The event will provide a platform for celebrating the region’s successes and reviewing achievements by businesses and people in the North East, a focus for discussion of the critical issues facing the region, and of course, excellent networking opportunities. It is intended to be an annual forum rather than a one-off event providing a continuous opportunity for debate about the North East’s prospects.
This conference matters now for three principal reasons. Firstly, as a region with a high dependence on public expenditure, the North East has to decide how to make the best use of investment in strengthening its productive potential. Secondly, in an era of globalisation where jobs are shifting rapidly between continents and out-sourcing in the service economy is impacting strongly on British workers, real-world investment and innovation is required to transform the region’s competitive position. On this foundation, a new social and economic strategy for the North East can then be built; creating, capturing and communicating the distinctive advantages of North East both as a business location and as place to live.
Finally, given the rejection of a directly elected Regional Assembly by voters in the North East in 2004, the region has to ensure its voice is strongly heard nationally, especially at the highest levels of government. It is also essential that local communities are empowered to drive change and improve quality of life at neighbourhood level.
After eight years of regional policy under the present government, and numerous regeneration efforts by successive administrations since the 1960s, it is also time to take stock and to understand just what has been achieved so far, and what lessons can be learnt.
The themes
- Some challenges facing the North East are familiar - such as lower productivity, fewer business start-ups, poorer rates of business survival, and weaker skill-levels - leading to an estimated output gap in the Northern Way of £29 billion with other regions (HMT, 2004).

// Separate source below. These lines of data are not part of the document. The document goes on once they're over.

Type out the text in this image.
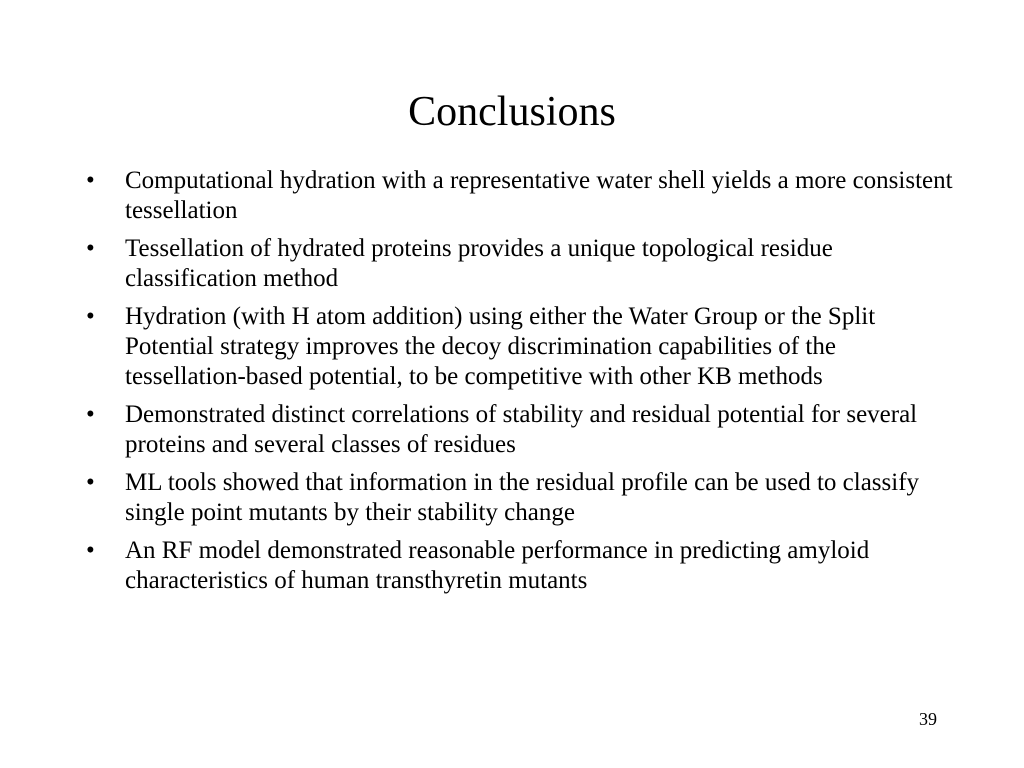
Conclusions
•	Computational hydration with a representative water shell yields a more consistent tessellation
•	Tessellation of hydrated proteins provides a unique topological residue classification method
•	Hydration (with H atom addition) using either the Water Group or the Split Potential strategy improves the decoy discrimination capabilities of the tessellation-based potential, to be competitive with other KB methods
•	Demonstrated distinct correlations of stability and residual potential for several proteins and several classes of residues
•	ML tools showed that information in the residual profile can be used to classify single point mutants by their stability change
•	An RF model demonstrated reasonable performance in predicting amyloid characteristics of human transthyretin mutants
39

- Other challenges are long-running and structural such as growing demands for transport, insufficient high-quality housing stock, a disproportionate percentage of the working age population who are economically inactive, and a very slow rate of improvement in life-chances among the poorest.
- It is therefore essential that the forum addresses areas such as reversing the structural decline caused by poor transport and second-class access to the global economy, weak employability, persistent skills-gaps, inactivity rates, the role of higher education in developing knowledge industries, and the creation of an entrepreneurial culture.
- The Forum will also take on the more testing and controversial issues at the heart of the regional agenda:
- Is the North-South divide real, or are there merely concentrations of economic and social disadvantage in every region?
- How can investment in national strategic transport create locational advantage in the North East and also create a globally competitive super-region in the North as a whole?
- Can regional economic policy make any impact given the failings of strategies in the 1960s and 1970s?
- Is regional policy too focussed on full employment and growth and excessively orientated to the concerns of the South-East?
- Does cultural regeneration really drive economic development?
- Why does the North East lack a passion for enterprise?
- How can communities be properly involved in regeneration strategies, avoiding the pitfalls of toothless ‘consultation’?
The logistics
The event will take place at Hardwick Hall near Sedgefield, County Durham providing first-class conference facilities. It is estimated that 200 participants will take part in the conference - regional leaders and local practitioners drawn from business, the trade unions, local authorities, regeneration agencies, the voluntary and community sector, politicians, and local strategic partnerships. It will deliberately involve organisations and stakeholders who are not traditionally represented at such regional meetings.